Youngstown State University is the only Division I University in the
country with a Penguin for a mascot and the nickname Penguins for their
athletic teams.
Prior to 1933, Youngstown College had been referred to as "Y" College,
YoCo, Wye Collegians and many times, simply the "Locals."
There are two accounts of how the nickname occurred, and interestingly
enough they come from the same evening on Jan. 30, 1933.
The first account states that on a cold, freezing night at a men’s
basketball game at West Liberty State, in West Liberty, W. Va., a
spectator watching the members of the team stomp on the floor and swing
their arms made them look like Penguins and without a nickname, the fans
took a liking to the word.
But throughout the season prior to that contest, many of the members of
the 1932-33 varsity men’s basketball team and their friends on campus
spent idle moments in the cafeteria discussing suitable new names for
our school sports combines, basketball, and fencing that year.
The names considered covered every conceivable spectrum of animals,
birds, and things associated with the steel city, but none seemed to fit
us. There was always someone who pointed out an inadequacy of some sort.
The name we finally warmed up to, and finally unanimously accepted, came
as a result of the trip to West Liberty State Teachers College for a
basketball game there late in January 1933.

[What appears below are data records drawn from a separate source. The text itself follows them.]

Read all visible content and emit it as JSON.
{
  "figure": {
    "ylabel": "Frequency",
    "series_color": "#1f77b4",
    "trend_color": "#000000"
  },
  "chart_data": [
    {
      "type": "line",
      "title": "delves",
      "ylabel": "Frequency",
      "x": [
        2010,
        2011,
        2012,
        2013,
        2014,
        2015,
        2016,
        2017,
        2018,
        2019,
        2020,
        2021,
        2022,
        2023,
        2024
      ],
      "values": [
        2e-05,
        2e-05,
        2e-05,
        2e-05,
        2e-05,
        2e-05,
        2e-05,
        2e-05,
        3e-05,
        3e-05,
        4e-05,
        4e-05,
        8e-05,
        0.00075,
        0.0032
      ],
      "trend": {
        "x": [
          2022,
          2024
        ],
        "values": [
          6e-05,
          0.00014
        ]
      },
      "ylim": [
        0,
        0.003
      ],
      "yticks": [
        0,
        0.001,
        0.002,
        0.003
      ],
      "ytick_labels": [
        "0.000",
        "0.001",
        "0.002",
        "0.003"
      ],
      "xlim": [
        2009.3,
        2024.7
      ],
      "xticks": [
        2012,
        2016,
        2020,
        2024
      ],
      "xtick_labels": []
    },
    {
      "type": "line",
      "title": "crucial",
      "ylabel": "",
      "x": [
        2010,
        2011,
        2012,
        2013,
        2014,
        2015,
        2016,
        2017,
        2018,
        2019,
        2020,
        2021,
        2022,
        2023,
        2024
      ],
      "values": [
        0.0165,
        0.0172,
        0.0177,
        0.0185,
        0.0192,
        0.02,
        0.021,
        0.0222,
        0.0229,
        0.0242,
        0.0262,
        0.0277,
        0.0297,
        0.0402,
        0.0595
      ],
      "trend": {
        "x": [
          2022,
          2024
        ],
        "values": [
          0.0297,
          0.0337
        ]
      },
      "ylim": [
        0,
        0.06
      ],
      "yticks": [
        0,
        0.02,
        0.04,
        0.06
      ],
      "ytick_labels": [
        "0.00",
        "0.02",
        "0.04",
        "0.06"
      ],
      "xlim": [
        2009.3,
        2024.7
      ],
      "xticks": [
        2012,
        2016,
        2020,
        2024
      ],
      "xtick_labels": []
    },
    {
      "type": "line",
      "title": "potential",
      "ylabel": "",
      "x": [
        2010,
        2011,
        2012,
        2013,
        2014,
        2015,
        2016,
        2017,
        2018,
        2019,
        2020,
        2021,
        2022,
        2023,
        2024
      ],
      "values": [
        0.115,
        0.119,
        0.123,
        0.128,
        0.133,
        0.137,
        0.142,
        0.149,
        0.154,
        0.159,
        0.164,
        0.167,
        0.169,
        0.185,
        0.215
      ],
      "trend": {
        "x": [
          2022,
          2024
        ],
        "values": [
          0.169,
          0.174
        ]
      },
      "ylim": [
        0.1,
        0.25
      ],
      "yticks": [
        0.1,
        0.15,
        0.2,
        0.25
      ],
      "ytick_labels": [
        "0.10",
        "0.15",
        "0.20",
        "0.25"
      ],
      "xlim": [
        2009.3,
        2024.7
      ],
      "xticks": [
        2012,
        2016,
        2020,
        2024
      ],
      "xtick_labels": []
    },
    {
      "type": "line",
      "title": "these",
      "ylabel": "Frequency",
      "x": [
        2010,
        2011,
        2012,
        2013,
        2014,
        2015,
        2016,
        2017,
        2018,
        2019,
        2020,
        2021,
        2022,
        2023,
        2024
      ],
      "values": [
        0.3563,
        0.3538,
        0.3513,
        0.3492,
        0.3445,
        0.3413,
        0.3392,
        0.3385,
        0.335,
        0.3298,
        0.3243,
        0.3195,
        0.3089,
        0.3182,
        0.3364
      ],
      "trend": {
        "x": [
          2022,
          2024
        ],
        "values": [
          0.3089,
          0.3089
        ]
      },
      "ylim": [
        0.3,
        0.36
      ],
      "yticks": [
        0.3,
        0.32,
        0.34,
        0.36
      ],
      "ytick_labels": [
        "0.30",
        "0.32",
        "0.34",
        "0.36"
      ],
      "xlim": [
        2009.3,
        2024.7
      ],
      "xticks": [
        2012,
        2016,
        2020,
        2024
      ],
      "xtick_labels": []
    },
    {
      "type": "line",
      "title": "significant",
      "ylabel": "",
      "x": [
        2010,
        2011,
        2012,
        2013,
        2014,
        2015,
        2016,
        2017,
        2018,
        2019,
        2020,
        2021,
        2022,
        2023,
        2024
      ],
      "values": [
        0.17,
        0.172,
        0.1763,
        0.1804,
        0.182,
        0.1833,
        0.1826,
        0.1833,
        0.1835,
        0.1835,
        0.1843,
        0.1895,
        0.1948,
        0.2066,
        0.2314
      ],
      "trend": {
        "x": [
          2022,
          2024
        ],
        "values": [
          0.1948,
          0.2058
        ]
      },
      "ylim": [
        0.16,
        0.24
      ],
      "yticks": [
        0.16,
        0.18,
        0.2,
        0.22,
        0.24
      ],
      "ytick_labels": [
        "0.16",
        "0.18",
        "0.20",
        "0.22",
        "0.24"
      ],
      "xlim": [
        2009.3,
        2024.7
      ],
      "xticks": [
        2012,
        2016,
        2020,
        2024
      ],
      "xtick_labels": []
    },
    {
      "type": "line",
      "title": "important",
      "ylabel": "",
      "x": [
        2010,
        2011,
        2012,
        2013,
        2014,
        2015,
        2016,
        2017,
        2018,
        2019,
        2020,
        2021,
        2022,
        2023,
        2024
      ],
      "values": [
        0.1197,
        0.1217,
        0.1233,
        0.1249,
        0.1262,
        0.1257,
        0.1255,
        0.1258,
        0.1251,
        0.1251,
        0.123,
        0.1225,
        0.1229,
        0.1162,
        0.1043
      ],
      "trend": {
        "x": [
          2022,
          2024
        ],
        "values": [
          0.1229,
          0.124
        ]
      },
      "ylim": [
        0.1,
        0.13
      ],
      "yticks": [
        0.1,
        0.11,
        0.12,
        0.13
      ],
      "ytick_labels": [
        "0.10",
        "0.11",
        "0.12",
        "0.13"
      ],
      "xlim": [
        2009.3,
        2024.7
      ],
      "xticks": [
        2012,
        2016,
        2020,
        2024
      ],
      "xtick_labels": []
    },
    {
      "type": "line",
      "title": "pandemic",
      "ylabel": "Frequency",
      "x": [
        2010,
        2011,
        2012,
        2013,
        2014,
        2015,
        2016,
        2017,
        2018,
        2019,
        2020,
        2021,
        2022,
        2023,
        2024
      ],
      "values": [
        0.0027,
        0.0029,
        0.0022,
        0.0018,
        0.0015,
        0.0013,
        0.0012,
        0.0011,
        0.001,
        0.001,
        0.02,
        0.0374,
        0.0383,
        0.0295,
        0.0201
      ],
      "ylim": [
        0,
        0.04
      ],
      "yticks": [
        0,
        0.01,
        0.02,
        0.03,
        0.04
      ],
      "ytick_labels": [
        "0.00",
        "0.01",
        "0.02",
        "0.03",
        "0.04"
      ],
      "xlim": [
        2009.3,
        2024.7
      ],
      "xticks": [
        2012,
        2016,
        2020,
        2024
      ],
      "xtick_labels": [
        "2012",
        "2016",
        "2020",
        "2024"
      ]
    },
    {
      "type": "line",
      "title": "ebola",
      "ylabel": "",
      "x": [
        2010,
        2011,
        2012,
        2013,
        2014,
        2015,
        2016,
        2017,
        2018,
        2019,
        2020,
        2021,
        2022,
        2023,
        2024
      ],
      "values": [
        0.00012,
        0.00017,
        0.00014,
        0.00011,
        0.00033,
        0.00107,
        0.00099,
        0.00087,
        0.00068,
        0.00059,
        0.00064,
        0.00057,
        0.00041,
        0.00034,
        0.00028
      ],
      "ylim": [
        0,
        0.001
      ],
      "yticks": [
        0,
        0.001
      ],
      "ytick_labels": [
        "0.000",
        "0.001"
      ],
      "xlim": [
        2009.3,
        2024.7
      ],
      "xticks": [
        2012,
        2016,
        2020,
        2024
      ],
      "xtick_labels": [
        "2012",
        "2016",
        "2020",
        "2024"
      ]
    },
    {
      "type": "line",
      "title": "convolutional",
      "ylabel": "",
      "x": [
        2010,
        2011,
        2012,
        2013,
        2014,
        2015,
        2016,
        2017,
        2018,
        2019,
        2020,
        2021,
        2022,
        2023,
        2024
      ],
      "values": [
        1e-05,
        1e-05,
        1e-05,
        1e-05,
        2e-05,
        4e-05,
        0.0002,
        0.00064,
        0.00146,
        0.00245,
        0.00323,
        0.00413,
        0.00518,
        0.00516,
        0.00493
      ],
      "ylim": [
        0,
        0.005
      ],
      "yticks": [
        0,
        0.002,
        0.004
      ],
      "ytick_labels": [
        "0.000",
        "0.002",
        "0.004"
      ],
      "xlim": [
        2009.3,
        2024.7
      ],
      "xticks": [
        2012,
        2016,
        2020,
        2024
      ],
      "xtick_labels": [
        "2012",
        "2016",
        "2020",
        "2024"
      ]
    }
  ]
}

In West Virginia, the road to West Liberty that evening had been hit by
a snowfall between one and two feet deep. The passengers in two of the
cars found it necessary on several occasions to get out and help push
their vehicles out of snow drifts or road area with snow ruts, difficult
to drive through.
During the trip, Bennett Kunicki recalls, the discussion of a nickname
for the school was the hot topic of conversation. In Kunicki’s car, the
name Penguins came up and was well received by everyone in the car. Upon
arrival at the West Liberty gym, the name was mentioned to the members
of the team who thought it was perfect.
By the end of that school year, the nickname was unanimously accepted by
the student body without the necessity of a formal polling vote. Plans
were then made to introduce the new name during the 1933-34 basketball
season.
The nickname Penguins was formally introduced to the school in the
"Jambar" (Vol. IV, No. 3) at the beginning of the 1933-34 basketball
season. Page three of that issue was set up to cover YSU’s first game to
introduce the members of that season’s team and to give the schedule for
the season. The date of the "Jambar" issue was Dec. 15, 1933. Within the
next five or six weeks, Penguins became our newly accepted nickname both
in the Jambar and on the sports pages of the then two local newspapers.
The name was introduced after the first game with Slippery Rock in the
Dec. 15, 1933 issue of the "Jambar". The Youngstown Telegram first used
the nickname in a headline on Dec. 29, 1933 while The Vindicator first
acknowledged the nickname in its Jan. 27, 1934 edition.